A 529 plan lets you kill two birds with one stone: You can save up for your child's college education costs while also earning a break on your taxes. But since there's a 10% penalty on top of income taxes for making non-educational withdrawals, some families have been hesitant to contribute to one. Fortunately, the decision to use these accounts is about to get easier.
A provision of the SECURE 2.0 Act, passed at the end of 2022, will go into effect in 2024, and it could be a game-changer for those with leftover funds in their 529 plans.
Your extra savings can now work for you
Beginning next year, families will have the option to roll over unused 529 funds into a Roth IRA. But there are some rules you need to be aware of, including:
- There's a lifetime maximum rollover of $35,000.
- The 529 plan must be open for at least 15 years before you're allowed to do the rollover.
- You can only roll the money over into the beneficiary's Roth IRA.
- You cannot roll over more than the Roth IRA annual contribution limit ($6,500 in 2023) each year.
- You cannot roll over more than the beneficiary earned in income during the year.
- You can't roll over contributions or earnings made within the last five years.
Most of this is pretty straightforward, but there are a few things worth calling out. First, the IRS has yet to clarify what happens if you change your 529 beneficiary at some point. We don't know whether that would cause the 15-year clock to reset, or if you would be allowed to count the time since the account first opened. Hopefully, the government will issue more guidance on this soon.
Second, 529 plan to Roth IRA rollovers count toward the beneficiary's IRA contribution limit for the year. That means if a beneficiary rolls over the maximum amount for that year, they will not be able to make additional personal contributions to a Roth IRA or a traditional IRA until the following year. However, they can still save for retirement in other types of tax-advantaged accounts such as a 401(k) or health savings account.
Finally, unlike direct Roth IRA contributions, there are no income limitations for 529 plan to Roth IRA rollovers. This means it's an option even for high earners who wouldn't otherwise be able to make direct Roth IRA contributions.
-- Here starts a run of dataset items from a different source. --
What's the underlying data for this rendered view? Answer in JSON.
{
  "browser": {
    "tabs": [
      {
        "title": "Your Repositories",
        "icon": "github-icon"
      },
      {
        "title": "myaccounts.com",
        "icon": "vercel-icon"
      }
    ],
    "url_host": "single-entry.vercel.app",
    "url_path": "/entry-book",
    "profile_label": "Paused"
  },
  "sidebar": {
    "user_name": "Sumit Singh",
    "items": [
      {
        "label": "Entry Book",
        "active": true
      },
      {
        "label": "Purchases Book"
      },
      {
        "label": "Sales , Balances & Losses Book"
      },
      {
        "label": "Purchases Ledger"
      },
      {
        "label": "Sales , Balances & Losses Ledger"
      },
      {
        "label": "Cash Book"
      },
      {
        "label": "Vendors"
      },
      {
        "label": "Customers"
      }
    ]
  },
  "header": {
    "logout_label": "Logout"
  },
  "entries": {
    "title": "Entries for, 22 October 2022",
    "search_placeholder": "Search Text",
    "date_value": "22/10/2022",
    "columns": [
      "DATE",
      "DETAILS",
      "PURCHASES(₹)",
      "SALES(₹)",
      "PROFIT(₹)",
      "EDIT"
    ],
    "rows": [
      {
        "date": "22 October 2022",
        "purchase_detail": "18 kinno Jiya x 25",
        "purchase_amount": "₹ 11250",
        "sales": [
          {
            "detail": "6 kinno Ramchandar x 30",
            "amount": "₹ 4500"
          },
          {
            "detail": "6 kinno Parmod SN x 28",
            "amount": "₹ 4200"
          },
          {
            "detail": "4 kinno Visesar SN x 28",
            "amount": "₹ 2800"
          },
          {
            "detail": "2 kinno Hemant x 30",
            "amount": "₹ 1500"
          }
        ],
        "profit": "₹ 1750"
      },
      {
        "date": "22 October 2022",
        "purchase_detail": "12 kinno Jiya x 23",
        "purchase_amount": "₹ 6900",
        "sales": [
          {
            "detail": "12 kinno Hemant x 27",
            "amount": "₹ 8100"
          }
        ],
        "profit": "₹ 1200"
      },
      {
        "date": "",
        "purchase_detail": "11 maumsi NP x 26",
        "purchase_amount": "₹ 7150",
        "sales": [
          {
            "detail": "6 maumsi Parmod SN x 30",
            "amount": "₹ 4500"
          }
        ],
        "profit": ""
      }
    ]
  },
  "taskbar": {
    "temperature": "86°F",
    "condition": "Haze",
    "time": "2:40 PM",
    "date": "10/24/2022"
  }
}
How much could it help you?
For most people, $35,000 is already a lot of money. But it pales in comparison to what that money, properly invested, could grow into by the time the 529 beneficiary retires. Say you hope to transfer the maximum $35,000 to a Roth IRA beginning when the beneficiary is 18, and you roll over the current $6,500 maximum right away at the beginning of each year. Here's what your balance would look like over time:
Beneficiary Age |
529 Balance Yet to Be Transferred |
Total Roth IRA Contributions to Date |
Roth IRA Balance at Year's End with 10% Average Annual Rate of Return |
---|---|---|---|
17 |
$35,000 |
$0 |
$0 |
18 |
$28,500 |
$6,500 |
$7,150 |
19 |
$22,000 |
$13,000 |
$15,015 |
20 |
$15,500 |
$19,500 |
$23,667 |
21 |
$9,000 |
$26,000 |
$33,184 |
22 |
$2,500 |
$32,500 |
$43,652 |
23 |
$0 |
$35,000 |
$50,767 |
As you can see, the IRA balance grows pretty quickly from earnings as well as 529 rollovers. And this will continue as long as the beneficiary owns the account. If they earned the same 10% average annual rate of return from 23 until 65, the Roth IRA would be worth $2,780,189 without them contributing another dime of their own money. Even contributing modest amounts annually over the rest of their working life, it wouldn't be impossible for them to build up a portfolio worth $3 million or more that they could spend tax-free in retirement.
Of course, the biggest barrier to this for most people is just coming up with $35,000 in spare 529 plan funds to roll over in the first place. That's why some have been critical of this new rule, saying it only helps the wealthy.
But even if your beneficiary is only able to convert a small fraction of the $35,000 lifetime maximum, it can still go a long way toward increasing their retirement readiness. This might be the incentive you need to make 529 plan contributions if you're on the fence. Just be sure you understand all the rules so you don't run into problems when you try to initiate a 529 plan to Roth IRA rollover.